HySparse: A Hybrid Sparse Attention Architecture with Oracle Token Selection and KV Cache Sharing

This work introduces Hybrid Sparse Attention (HySparse), a new architecture that interleaves each full attention layer with several sparse attention layers. While conceptually simple, HySparse strategically derives each sparse layer’s token selection and KV caches directly from the preceding full attention layer. This architecture resolves two fundamental limitations of prior sparse attention methods. First, conventional approaches typically rely on additional proxies to predict token importance, introducing extra complexity and potentially suboptimal performance. In contrast, HySparse uses the full attention layer as a precise oracle to identify important tokens. Second, existing sparse attention designs often reduce computation without saving KV cache. HySparse enables sparse attention layers to reuse the full attention KV cache, thereby reducing both computation and memory. We evaluate HySparse on both 7B dense and 80B MoE models. Across all settings, HySparse consistently outperforms both full attention and hybrid SWA baselines. Notably, in the 80B MoE model with 49 total layers, only 5 layers employ full attention, yet HySparse achieves substantial performance gains while reducing KV cache storage by nearly 10x.

💡 Research Summary

The paper introduces HySparse, a hybrid sparse attention architecture that interleaves full‑attention layers with several sparse‑attention layers. The key innovation lies in using the immediate preceding full‑attention layer as an “oracle” to both select the most important tokens and to provide the key‑value (KV) caches for the subsequent sparse layers. This eliminates the need for auxiliary token‑importance predictors that many prior sparse‑attention methods rely on, thereby simplifying the design and improving selection accuracy. Moreover, by reusing the KV cache generated by the full‑attention layer, HySparse reduces memory consumption dramatically—by nearly an order of magnitude—while also cutting computational cost.
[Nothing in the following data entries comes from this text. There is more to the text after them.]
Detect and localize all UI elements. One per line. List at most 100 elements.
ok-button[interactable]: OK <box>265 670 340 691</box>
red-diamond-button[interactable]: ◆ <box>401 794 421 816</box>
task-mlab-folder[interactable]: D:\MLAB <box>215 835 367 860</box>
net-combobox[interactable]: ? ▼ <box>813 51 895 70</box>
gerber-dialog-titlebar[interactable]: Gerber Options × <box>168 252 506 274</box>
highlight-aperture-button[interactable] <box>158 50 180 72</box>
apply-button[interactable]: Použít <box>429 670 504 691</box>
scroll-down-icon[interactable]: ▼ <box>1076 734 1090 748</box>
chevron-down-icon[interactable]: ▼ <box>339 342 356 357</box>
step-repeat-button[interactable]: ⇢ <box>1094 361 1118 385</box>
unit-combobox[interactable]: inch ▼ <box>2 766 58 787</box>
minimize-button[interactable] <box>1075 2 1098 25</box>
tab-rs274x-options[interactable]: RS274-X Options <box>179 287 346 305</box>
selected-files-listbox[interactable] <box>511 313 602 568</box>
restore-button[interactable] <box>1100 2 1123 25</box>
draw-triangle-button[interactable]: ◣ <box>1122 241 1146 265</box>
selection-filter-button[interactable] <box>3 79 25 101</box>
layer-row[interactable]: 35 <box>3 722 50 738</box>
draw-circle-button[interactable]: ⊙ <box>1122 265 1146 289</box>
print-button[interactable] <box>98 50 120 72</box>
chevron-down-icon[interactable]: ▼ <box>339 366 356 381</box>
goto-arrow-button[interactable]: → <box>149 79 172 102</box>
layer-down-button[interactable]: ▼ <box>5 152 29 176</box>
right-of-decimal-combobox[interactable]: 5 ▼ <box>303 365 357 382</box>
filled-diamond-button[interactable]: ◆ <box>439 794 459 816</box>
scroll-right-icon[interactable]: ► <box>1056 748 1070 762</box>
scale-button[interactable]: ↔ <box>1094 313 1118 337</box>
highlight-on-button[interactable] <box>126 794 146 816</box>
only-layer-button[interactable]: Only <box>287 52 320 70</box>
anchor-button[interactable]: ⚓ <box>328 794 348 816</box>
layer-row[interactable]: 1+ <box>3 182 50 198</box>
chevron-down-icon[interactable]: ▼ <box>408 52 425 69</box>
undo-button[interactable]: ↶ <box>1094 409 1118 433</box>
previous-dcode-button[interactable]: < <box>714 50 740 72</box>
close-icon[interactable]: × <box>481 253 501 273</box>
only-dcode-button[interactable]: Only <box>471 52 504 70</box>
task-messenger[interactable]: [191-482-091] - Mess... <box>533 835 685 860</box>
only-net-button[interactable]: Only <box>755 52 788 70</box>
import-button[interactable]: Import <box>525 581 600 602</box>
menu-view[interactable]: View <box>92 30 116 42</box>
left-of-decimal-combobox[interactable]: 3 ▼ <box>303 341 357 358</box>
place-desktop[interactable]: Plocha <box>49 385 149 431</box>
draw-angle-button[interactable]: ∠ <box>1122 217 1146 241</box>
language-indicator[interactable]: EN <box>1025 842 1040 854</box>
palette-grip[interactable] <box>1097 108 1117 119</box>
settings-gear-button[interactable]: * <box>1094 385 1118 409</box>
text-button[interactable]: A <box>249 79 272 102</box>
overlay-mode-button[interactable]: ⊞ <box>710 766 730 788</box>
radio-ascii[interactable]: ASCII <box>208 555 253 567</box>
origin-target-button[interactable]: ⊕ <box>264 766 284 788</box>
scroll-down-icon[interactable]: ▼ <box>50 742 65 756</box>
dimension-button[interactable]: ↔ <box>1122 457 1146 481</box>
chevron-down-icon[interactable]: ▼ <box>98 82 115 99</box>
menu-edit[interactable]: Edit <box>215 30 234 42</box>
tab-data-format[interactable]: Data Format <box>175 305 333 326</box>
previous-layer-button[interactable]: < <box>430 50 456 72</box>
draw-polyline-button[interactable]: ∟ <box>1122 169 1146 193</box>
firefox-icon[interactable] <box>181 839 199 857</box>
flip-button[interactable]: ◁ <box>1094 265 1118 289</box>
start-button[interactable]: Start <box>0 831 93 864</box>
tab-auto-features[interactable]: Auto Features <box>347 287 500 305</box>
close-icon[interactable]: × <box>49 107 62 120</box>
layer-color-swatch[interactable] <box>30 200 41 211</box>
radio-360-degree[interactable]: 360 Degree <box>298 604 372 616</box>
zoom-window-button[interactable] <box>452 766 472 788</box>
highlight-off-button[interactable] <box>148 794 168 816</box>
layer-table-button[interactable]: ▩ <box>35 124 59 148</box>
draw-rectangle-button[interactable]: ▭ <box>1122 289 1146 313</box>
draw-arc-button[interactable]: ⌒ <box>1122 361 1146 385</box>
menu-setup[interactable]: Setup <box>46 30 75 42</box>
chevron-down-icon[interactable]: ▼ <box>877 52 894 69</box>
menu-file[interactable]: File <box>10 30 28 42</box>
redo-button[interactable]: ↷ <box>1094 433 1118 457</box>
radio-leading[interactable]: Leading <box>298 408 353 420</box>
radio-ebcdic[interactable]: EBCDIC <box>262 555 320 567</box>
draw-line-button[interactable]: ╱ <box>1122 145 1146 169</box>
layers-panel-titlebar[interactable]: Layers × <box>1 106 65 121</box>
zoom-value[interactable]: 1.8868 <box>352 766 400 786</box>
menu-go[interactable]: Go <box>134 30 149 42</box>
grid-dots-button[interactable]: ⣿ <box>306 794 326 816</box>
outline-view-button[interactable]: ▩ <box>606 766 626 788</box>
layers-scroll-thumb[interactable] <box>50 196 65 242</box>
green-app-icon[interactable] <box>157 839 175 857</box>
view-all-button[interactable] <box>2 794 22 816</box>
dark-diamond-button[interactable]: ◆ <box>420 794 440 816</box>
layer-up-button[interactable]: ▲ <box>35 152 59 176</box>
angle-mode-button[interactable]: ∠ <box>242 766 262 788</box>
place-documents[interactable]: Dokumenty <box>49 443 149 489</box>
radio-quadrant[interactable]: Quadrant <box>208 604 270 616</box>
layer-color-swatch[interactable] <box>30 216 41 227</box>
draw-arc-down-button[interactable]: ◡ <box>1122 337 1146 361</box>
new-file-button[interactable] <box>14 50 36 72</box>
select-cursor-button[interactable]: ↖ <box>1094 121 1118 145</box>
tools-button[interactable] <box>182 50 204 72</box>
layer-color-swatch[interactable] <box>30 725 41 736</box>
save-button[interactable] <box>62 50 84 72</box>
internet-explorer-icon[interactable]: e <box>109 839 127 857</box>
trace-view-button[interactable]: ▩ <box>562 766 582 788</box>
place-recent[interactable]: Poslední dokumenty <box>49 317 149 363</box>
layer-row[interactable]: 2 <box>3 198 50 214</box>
The architecture alternates between full‑attention and sparse‑attention blocks. In a full‑attention block, standard Q, K, V projections are computed, and the attention score matrix S is formed. S is then aggregated block‑wise (e.g., in windows of 128 tokens) and the top‑K tokens per block are identified. Their indices are stored and later used by the sparse‑attention block. The sparse block employs a block‑sparse attention mechanism: within each block a full attention is performed, but across blocks only the previously selected tokens are attended to. Crucially, the sparse block does not recompute or store new KV matrices; it directly reads the K and V tensors from the preceding full‑attention block, sharing the cache. This cache‑sharing eliminates the extra memory overhead that typically plagues sparse‑attention designs.

Experiments were conducted on two model families: a 7‑billion‑parameter dense transformer and an 80‑billion‑parameter mixture‑of‑experts (MoE) model. For the 80B MoE, only five out of 49 layers were full‑attention; the remaining layers used HySparse’s sparse‑attention. Across all settings, HySparse consistently outperformed both the pure full‑attention baseline and prior hybrid sparse‑attention (SWA) baselines in terms of perplexity and downstream task accuracy. In the 80B MoE case, KV cache storage was reduced by almost tenfold without sacrificing inference speed, demonstrating that HySparse can alleviate the memory bottleneck that limits the deployment of very large LLMs.

In summary, HySparse resolves two fundamental limitations of earlier sparse‑attention approaches: (1) it replaces external token‑importance proxies with an exact oracle derived from the full‑attention layer, and (2) it enables sparse layers to share the KV cache, achieving simultaneous reductions in computation and memory. The result is a more efficient, scalable attention mechanism that delivers better performance for large language models while dramatically lowering resource requirements.